In this lecture, we discuss the ways harms and technical systems can interact, using language coding systems as an example.
This material is by Eddie Kohler, Eliza Wells, and William Cochran.
Harm
- Harm: damage, injury
- A central concept in many ethical systems, including “classical” liberalism
- “People should be free to act however they wish unless their actions cause harm to somebody else”

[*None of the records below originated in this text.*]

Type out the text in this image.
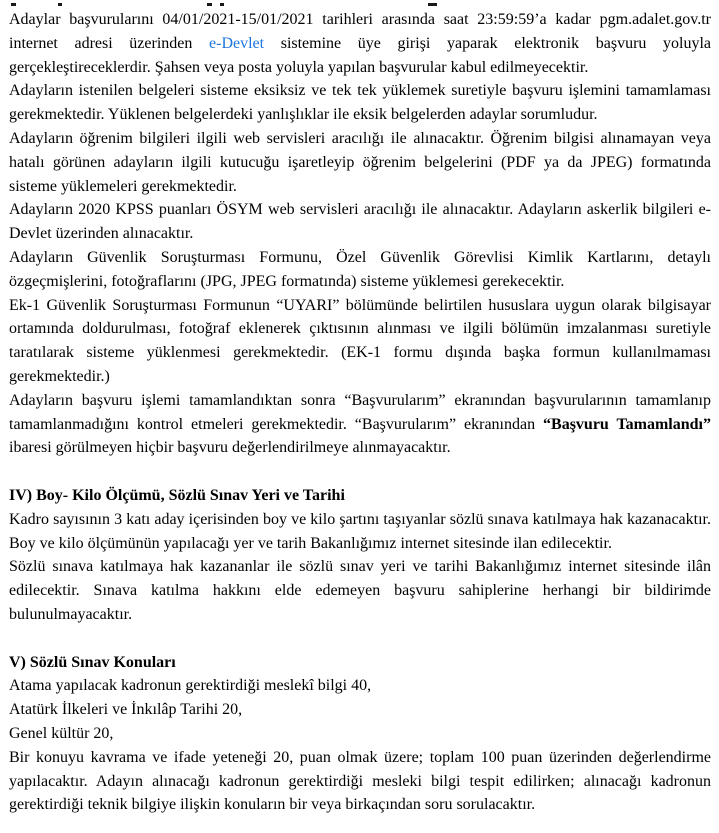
Adaylar başvurularını 04/01/2021-15/01/2021 tarihleri arasında saat 23:59:59’a kadar pgm.adalet.gov.tr internet adresi üzerinden e-Devlet sistemine üye girişi yaparak elektronik başvuru yoluyla gerçekleştireceklerdir. Şahsen veya posta yoluyla yapılan başvurular kabul edilmeyecektir.

Adayların istenilen belgeleri sisteme eksiksiz ve tek tek yüklemek suretiyle başvuru işlemini tamamlaması gerekmektedir. Yüklenen belgelerdeki yanlışlıklar ile eksik belgelerden adaylar sorumludur.

Adayların öğrenim bilgileri ilgili web servisleri aracılığı ile alınacaktır. Öğrenim bilgisi alınamayan veya hatalı görünen adayların ilgili kutucuğu işaretleyip öğrenim belgelerini (PDF ya da JPEG) formatında sisteme yüklemeleri gerekmektedir.

Adayların 2020 KPSS puanları ÖSYM web servisleri aracılığı ile alınacaktır. Adayların askerlik bilgileri e-Devlet üzerinden alınacaktır.

Adayların Güvenlik Soruşturması Formunu, Özel Güvenlik Görevlisi Kimlik Kartlarını, detaylı özgeçmişlerini, fotoğraflarını (JPG, JPEG formatında) sisteme yüklemesi gerekecektir.

Ek-1 Güvenlik Soruşturması Formunun “UYARI” bölümünde belirtilen hususlara uygun olarak bilgisayar ortamında doldurulması, fotoğraf eklenerek çıktısının alınması ve ilgili bölümün imzalanması suretiyle taratılarak sisteme yüklenmesi gerekmektedir. (EK-1 formu dışında başka formun kullanılmaması gerekmektedir.)

Adayların başvuru işlemi tamamlandıktan sonra “Başvurularım” ekranından başvurularının tamamlanıp tamamlanmadığını kontrol etmeleri gerekmektedir. “Başvurularım” ekranından “Başvuru Tamamlandı” ibaresi görülmeyen hiçbir başvuru değerlendirilmeye alınmayacaktır.

IV) Boy- Kilo Ölçümü, Sözlü Sınav Yeri ve Tarihi

Kadro sayısının 3 katı aday içerisinden boy ve kilo şartını taşıyanlar sözlü sınava katılmaya hak kazanacaktır. Boy ve kilo ölçümünün yapılacağı yer ve tarih Bakanlığımız internet sitesinde ilan edilecektir.

Sözlü sınava katılmaya hak kazananlar ile sözlü sınav yeri ve tarihi Bakanlığımız internet sitesinde ilân edilecektir. Sınava katılma hakkını elde edemeyen başvuru sahiplerine herhangi bir bildirimde bulunulmayacaktır.

V) Sözlü Sınav Konuları

Atama yapılacak kadronun gerektirdiği meslekî bilgi 40,

Atatürk İlkeleri ve İnkılâp Tarihi 20,

Genel kültür 20,

Bir konuyu kavrama ve ifade yeteneği 20, puan olmak üzere; toplam 100 puan üzerinden değerlendirme yapılacaktır. Adayın alınacağı kadronun gerektirdiği mesleki bilgi tespit edilirken; alınacağı kadronun gerektirdiği teknik bilgiye ilişkin konuların bir veya birkaçından soru sorulacaktır.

- But what counts as harm?
- And who count as people?
- Useful to name harms apart from a specific value system
- Naming a harm does not imply intent
- Evaluating and weighing harms and benefits comes later
Kinds of harm
- Physical
- Emotional
- Political
- Economic
- Allocative
- When resources or opportunities are withheld from an individual or group
- Representational
- When an identity is denied, denigrated, or subordinated
Reasonable accommodation and undue burden
- New functionality often opens new opportunity for harm
- Focusing only on benefit is irresponsible
- Focusing only on harm can cause paralysis
- Need a framework for weighing harms
- Reasonable accommodation
- Reduce harm when doing so is “reasonable”
- Meaning it does not cause “undue burden” on provider
- Technical advances can reduce burdens and make accommodations more reasonable!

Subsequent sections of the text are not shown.